I am using scikit learn and tackle the exercise of predicting movie review rating. I have read on Cohen's kappa ( i Frankly to not understand it fully ), and it's usefulness as a metric of comparison between Observed and Expected accuracy. I have proceeded as usual in applying machine learning algorithm on my corpus, using a bag of words model. I read the Cohen's Kappa is a good way to measure the performance of a classifier.
How do i adapt this concept to my prediction problem using sklearn ?
Sklearn's documentation is not really explicit on how to proceed on this matter with a document term matrix ( if it's even the right way to do it )
sklearn.metrics.cohen_kappa_score(y1, y2, labels=None, weights=None)
this is the example found on the sklearn website:
from sklearn.metrics import cohen_kappa_score
y_true = [2, 0, 2, 2, 0, 1]
y_pred = [0, 0, 2, 2, 0, 2]
cohen_kappa_score(y_true, y_pred)
Is the Kappa scoring calculation applicable here ? among the people who annotated the reviews in my corpus ? How to write it ? Since all the movie reviews are from different annotators, are they still two annotators to consider in evaluating Cohen's Kappa ? What should I do ? Here's the example I am trying :
import pandas as pd
from sklearn.naive_bayes import MultinomialNB
from sklearn.model_selection import cross_val_score
from sklearn.model_selection import KFold
from sklearn.feature_extraction.text import TfidfVectorizer
from sklearn.model_selection import StratifiedShuffleSplit
xlsx1 = pd.ExcelFile('App-Music/reviews.xlsx')
'''
review are stored in two columns, one for the review, one for the rating
'''
X = pd.read_excel(xlsx1,'Sheet1').Review
Y = pd.read_excel(xlsx1,'Sheet1').Rating
X_train, X_test, Y_train, Y_test = train_test_split(X_documents, Y, stratify=Y)

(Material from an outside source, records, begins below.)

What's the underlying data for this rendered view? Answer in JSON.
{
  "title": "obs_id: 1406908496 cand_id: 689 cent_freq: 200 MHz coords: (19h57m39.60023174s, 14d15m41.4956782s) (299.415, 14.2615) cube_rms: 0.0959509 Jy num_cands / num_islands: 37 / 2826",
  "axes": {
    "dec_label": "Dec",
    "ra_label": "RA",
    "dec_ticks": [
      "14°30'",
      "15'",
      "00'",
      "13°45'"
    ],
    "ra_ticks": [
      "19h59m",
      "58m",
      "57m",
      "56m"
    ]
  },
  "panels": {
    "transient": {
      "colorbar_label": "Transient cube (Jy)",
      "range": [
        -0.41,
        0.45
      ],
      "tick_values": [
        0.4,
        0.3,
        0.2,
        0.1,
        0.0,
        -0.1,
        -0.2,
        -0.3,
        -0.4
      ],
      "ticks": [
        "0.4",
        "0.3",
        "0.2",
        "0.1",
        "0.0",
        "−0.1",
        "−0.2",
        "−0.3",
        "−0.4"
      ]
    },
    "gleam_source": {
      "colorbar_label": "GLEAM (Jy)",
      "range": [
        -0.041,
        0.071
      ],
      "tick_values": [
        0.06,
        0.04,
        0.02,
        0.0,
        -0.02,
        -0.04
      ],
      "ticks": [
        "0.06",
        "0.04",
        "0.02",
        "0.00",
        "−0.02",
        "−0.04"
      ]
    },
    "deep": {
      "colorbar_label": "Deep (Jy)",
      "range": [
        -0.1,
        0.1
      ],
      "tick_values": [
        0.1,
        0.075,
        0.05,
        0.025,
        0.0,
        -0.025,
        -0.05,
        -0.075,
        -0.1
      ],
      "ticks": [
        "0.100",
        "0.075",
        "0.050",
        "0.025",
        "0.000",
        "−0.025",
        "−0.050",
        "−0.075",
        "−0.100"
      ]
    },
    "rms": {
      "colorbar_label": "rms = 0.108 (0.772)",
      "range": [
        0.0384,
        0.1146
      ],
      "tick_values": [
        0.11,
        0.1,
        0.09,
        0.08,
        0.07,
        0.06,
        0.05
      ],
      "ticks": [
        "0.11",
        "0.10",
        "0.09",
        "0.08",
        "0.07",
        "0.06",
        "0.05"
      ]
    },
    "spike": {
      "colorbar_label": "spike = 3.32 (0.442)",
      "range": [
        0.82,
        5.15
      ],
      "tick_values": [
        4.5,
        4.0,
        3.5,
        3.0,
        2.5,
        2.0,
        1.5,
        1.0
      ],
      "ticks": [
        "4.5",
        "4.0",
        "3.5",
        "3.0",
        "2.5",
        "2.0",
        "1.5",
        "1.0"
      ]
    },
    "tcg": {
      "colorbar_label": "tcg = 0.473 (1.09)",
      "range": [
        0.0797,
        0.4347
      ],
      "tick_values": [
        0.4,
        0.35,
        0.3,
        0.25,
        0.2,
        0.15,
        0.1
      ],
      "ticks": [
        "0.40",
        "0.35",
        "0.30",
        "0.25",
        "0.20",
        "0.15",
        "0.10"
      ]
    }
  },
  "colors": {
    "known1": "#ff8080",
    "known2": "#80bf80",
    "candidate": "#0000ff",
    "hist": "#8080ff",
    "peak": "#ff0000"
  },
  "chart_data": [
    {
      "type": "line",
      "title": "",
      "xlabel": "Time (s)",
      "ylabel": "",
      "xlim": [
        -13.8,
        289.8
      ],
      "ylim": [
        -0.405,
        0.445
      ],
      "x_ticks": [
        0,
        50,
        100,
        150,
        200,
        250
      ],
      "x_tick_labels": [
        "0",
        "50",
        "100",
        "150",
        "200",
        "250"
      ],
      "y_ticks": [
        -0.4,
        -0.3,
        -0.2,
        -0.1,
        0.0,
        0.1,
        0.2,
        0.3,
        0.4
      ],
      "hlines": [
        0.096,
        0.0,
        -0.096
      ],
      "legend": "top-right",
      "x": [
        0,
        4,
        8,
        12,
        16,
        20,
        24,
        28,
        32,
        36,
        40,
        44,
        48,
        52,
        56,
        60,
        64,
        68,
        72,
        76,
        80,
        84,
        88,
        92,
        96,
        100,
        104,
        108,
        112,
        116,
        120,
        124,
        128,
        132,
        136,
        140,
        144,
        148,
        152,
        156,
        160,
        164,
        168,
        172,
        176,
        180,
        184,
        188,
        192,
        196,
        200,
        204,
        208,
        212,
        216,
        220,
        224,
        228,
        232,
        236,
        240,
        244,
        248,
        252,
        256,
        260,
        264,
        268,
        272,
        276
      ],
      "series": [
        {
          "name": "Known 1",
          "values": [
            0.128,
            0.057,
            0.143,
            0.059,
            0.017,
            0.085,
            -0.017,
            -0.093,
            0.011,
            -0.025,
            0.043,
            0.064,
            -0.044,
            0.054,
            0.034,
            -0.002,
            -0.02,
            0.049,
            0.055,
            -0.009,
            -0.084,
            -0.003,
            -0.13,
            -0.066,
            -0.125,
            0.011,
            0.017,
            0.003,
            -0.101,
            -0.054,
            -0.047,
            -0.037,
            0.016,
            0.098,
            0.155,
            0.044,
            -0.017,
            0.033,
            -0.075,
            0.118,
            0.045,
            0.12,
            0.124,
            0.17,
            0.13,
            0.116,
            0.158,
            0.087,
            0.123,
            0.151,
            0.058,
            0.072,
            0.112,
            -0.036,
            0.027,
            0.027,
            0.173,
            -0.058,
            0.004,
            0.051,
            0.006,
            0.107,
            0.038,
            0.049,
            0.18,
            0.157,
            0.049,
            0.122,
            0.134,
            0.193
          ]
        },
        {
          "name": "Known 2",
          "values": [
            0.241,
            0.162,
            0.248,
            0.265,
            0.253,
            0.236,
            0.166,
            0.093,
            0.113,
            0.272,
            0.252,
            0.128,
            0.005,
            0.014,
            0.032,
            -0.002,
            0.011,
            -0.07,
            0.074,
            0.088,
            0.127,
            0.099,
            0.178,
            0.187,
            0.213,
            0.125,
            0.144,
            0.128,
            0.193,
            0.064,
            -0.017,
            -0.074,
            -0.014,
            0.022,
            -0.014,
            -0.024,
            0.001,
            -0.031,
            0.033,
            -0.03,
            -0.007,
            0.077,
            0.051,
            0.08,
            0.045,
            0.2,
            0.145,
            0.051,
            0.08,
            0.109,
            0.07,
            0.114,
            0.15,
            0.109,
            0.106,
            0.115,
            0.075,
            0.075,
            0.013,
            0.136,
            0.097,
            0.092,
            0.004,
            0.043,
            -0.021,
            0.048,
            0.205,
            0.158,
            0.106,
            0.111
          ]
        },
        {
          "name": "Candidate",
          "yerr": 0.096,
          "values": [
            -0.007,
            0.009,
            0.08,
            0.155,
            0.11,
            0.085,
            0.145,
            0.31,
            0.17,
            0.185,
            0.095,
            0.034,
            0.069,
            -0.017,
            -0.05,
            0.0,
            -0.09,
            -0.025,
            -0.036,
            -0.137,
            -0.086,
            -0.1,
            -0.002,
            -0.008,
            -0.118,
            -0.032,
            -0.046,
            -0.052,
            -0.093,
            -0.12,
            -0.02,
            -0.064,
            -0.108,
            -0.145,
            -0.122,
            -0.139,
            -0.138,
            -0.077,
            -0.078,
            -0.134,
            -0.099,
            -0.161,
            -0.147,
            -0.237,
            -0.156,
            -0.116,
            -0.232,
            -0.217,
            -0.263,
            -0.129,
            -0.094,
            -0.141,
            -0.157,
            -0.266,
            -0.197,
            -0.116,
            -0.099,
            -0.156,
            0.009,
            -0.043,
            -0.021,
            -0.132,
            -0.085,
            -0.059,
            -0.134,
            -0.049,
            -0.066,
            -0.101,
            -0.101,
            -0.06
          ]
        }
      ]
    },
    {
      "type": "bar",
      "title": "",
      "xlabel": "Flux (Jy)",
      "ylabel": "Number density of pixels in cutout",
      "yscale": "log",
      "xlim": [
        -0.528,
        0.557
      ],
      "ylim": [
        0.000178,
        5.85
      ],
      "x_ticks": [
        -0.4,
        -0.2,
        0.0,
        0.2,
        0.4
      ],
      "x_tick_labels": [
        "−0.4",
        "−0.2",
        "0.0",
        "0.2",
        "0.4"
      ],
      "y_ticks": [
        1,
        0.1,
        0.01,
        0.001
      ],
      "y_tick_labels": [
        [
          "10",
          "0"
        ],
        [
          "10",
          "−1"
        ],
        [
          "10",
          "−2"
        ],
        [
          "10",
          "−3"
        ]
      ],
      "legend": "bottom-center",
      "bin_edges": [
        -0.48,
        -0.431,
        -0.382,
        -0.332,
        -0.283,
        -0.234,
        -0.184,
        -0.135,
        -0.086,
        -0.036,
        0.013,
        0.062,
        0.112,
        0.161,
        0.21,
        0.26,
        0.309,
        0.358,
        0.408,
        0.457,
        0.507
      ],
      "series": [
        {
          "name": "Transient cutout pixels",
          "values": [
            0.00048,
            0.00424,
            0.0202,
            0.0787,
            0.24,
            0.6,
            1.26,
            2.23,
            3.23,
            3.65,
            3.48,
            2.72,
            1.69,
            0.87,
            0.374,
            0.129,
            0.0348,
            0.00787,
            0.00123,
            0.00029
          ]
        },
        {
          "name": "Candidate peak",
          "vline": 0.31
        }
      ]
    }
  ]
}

new_vect= TfidfVectorizer(ngram_range=(1, 2), stop_words='english')
X_train_dtm = new_vect.fit_transform(X_train.values.astype('U'))
X_test_dtm = new_vect.fit_transform(X_test.values.astype('U'))
new_model.fit(X_train_dtm,Y_train)
new_model.score(X_test_dtm,Y_test)
'''
this is the part where I want to calculate cohen kappa score for comparison
'''
I might completely wrong on the idea but i read it in this page concerning sentiment analysis:
Ultimately, a tool’s accuracy is merely the percentage of times that human judgment agrees with the tool’s judgment. This degree of agreement among humans is also known as human concordance. There have been various studies run by various people and companies, and they concluded that the rate of human concordance is between 70% and 79%.